Retrouvez l’intégralité de son discours.
« Nous sommes le 16 juillet 1942. Depuis quelques jours déjà, le bruit court dans la capitale qu’une opération de police se prépare concernant la communauté juive. Les mieux informés quittent alors Paris,
quelques-uns se cachent, certains n’y croient pas, la grande majorité n’en ont même pas connaissance.
Et pourtant, en ce 16 juillet 1942, dès l’aube, à heure où s’éveille la ville, des milliers de familles basculent alors en plein cauchemar, simplement parce qu’elles sont juives. L’impensable se produit et un souffle de
mort se répand sur Paris.
En moins de deux jours, près de 13 000 personnes sont appréhendées, arrachées à leurs foyers par 4 500 policiers français, jetées sans ménagement dans les bus parisiens et les fourgons de la Préfecture de Police. Entassées dans des conditions inhumaines, transportées dans deux camps du Loiret, à Pithiviers et Beaune-la-Rolande, elles sont tous ensuite déportées vers les camps de concentration et d’extermination, destination d’où l’on ne revient presque jamais.
C’était il y a 82 ans, mais le fracas de l’horreur résonne encore. Il est, dans la vie d’une nation, des moments qui meurtrissent la mémoire. La rafle du Vel d’Hiv est l’un d’eux, une tache indélébile, celle d’une inhumanité monstrueuse, d’une honte ineffaçable, d’une perversion démoniaque qui prend
place au cœur du XXème siècle alors que la barbarie nazie précipite l’Europe dans les ténèbres, le peuple juif dans l’horreur et la France dans le déshonneur.
Au total, ce sont 80 000 Juifs qui ont été les victimes de la solution finale en France : 76 000 déportés, dont moins de 3 000 sont revenus, 3 000 morts dans les camps en France, et un millier de Juifs exécutés
ou abattus sommairement. Nous ne sommes pas, et ne pourrons jamais, être guéris de l’holocauste.
Nous ne sommes pas, et ne pourrons jamais, être guéris du Vel d’Hiv.
Tout a été écrit, dit et montré à ce sujet. Mais nous devons, encore et toujours, écrire, dire et montrer. Inlassablement. Car ce mal profond, ce vieux démon qu’est l’antisémitisme, ressurgit dans le monde entier. Il le fait à un moment qui, au contraire, aurait dû souder l’humanité contre la barbarie des pogroms réalisés par le Hamas en Israël le 7 octobre dernier. Ces massacres abjects ont donc en fait réveillé la bête immonde et généré immédiatement d’autres actes antisémites d’autant plus insupportables qu’ils ont vu
nombres de porteurs de voix d’extrême gauche, relayés par de pseudo intellectuels militants, en réalité idiots utiles et collaborateurs des islamistes, justifier ces barbaries par une dialectique d’inversion victimaire dont ils ont le secret propagandiste, et que j’ai dénoncée à plusieurs reprises dans les médias et par des tribunes.
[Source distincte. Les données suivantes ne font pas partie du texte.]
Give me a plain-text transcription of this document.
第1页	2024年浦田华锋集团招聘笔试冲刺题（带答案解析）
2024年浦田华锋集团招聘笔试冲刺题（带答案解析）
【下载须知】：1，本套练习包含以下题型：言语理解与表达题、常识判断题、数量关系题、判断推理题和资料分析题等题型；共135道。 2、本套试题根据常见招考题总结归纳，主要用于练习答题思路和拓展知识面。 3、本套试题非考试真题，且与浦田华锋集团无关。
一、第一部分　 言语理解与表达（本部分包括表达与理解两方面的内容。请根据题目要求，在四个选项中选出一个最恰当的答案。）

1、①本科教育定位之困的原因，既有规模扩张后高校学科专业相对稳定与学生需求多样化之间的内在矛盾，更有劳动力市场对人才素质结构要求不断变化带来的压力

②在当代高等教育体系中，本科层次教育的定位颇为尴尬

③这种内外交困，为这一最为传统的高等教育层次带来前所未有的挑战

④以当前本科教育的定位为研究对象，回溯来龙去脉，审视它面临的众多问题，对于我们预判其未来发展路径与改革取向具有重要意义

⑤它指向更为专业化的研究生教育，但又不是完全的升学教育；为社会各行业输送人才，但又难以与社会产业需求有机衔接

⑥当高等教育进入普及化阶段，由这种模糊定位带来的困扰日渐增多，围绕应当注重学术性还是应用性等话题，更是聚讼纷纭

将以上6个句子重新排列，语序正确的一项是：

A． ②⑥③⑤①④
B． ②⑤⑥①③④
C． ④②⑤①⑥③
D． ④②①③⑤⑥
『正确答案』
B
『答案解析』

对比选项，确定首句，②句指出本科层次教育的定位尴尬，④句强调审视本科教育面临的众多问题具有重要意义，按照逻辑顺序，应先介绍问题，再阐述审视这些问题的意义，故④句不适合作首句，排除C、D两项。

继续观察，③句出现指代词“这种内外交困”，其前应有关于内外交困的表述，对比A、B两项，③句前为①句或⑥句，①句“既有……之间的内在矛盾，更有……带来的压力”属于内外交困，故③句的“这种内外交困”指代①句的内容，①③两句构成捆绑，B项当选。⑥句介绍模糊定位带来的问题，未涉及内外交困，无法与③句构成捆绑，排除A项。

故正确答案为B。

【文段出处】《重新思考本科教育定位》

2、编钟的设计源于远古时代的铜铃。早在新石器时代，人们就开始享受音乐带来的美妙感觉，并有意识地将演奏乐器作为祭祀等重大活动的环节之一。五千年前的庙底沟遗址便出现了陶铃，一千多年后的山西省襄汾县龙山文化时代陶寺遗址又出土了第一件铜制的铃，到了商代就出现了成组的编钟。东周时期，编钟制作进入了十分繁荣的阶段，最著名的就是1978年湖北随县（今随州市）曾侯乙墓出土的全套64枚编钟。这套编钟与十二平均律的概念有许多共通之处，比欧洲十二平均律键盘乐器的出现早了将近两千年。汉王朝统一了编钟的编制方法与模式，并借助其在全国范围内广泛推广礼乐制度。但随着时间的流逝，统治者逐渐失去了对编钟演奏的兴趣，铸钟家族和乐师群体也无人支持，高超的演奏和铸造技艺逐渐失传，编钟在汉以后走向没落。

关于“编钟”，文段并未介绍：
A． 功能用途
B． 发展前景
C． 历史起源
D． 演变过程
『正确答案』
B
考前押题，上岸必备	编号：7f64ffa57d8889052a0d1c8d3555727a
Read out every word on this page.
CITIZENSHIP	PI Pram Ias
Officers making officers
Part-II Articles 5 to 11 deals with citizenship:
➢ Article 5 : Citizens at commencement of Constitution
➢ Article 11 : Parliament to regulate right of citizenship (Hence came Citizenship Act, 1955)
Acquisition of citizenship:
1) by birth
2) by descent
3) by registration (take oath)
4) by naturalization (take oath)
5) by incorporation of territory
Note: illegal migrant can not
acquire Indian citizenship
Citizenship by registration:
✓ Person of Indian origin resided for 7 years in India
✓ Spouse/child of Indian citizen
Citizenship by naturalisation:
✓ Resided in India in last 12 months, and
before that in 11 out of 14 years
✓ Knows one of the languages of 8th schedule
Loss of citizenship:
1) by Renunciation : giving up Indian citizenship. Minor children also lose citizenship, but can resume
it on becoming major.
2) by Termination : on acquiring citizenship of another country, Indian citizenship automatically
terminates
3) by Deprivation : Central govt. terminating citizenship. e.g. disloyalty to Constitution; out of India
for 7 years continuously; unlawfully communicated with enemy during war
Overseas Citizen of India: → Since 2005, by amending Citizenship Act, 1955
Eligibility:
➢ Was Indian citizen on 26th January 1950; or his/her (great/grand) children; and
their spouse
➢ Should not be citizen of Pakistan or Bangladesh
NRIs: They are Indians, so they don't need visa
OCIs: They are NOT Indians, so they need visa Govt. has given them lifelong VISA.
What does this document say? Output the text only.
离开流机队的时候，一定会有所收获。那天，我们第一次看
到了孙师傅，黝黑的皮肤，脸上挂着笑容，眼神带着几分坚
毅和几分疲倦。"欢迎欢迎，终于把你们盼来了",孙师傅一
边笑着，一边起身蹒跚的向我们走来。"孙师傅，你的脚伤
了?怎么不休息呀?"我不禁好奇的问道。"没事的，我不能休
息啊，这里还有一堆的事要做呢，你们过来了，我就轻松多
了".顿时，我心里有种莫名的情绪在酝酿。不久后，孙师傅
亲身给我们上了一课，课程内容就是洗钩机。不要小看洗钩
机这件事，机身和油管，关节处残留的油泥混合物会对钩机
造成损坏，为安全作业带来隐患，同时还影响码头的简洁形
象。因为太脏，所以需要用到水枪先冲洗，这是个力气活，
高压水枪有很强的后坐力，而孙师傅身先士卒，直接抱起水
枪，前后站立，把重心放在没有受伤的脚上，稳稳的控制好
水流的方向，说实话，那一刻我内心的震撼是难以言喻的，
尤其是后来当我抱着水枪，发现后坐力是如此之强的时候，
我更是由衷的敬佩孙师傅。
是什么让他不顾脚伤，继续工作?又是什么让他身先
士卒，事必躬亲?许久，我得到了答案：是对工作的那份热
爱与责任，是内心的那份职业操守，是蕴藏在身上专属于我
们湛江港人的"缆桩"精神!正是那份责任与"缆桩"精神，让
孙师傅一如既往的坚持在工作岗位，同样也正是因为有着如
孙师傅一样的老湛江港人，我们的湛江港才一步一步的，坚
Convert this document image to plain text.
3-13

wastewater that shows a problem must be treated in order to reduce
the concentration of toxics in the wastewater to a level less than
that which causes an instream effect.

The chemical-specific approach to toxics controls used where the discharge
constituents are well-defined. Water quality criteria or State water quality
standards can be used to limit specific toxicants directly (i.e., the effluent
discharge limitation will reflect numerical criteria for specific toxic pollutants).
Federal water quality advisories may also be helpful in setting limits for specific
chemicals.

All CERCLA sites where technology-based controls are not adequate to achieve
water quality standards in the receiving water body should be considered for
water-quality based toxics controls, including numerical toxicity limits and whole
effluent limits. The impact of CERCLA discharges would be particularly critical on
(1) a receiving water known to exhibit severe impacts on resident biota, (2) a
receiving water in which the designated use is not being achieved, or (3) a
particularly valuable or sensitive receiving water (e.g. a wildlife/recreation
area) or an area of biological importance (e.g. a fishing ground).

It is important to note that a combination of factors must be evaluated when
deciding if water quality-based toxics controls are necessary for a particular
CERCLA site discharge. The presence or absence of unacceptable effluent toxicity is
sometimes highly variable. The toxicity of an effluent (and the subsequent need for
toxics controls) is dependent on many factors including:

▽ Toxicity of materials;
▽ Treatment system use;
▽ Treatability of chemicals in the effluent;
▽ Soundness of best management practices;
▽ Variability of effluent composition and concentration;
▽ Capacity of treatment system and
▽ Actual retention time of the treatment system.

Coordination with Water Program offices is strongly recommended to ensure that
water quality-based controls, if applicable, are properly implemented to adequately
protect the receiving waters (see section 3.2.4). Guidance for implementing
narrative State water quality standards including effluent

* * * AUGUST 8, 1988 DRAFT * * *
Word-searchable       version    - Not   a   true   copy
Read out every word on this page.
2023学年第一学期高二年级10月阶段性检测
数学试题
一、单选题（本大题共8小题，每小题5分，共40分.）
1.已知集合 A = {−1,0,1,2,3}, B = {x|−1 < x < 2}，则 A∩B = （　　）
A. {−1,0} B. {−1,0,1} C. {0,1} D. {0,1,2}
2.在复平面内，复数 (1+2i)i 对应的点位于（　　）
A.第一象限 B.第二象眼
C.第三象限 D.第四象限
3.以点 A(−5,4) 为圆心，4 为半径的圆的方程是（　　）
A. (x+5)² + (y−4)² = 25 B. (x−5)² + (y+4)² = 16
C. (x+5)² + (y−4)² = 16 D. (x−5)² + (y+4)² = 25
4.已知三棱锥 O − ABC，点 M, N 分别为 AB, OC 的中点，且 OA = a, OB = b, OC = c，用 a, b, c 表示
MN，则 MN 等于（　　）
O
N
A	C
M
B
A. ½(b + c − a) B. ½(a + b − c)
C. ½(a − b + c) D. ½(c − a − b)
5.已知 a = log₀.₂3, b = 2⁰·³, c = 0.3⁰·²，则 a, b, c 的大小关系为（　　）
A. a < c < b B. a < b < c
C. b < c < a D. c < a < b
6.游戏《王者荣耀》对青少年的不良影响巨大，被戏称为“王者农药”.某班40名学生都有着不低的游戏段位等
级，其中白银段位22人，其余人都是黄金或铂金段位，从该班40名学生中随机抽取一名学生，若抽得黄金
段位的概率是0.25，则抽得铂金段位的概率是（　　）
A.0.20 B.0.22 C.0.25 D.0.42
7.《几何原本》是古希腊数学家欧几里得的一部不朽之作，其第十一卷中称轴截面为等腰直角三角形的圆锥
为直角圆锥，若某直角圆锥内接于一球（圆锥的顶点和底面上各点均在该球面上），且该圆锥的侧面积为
Nous ne pouvons plus fermer les yeux sur ce poison qui se diffuse de plus en plus rapidement avec des complicités partout actives et un promoteur mondial : l’idéologie islamiste. Rappelez-vous les images du 29 octobre 2023, où une foule déchaînée, scandant des slogans pro palestiniens et religieux, a pris possession de l’aéroport de Makhatchkala, capitale du Daghestan, à la recherche d’Israéliens ou de juifs, allant jusqu’à vérifier les documents des passagers ou à assiéger des avions sur les pistes d’atterrissage.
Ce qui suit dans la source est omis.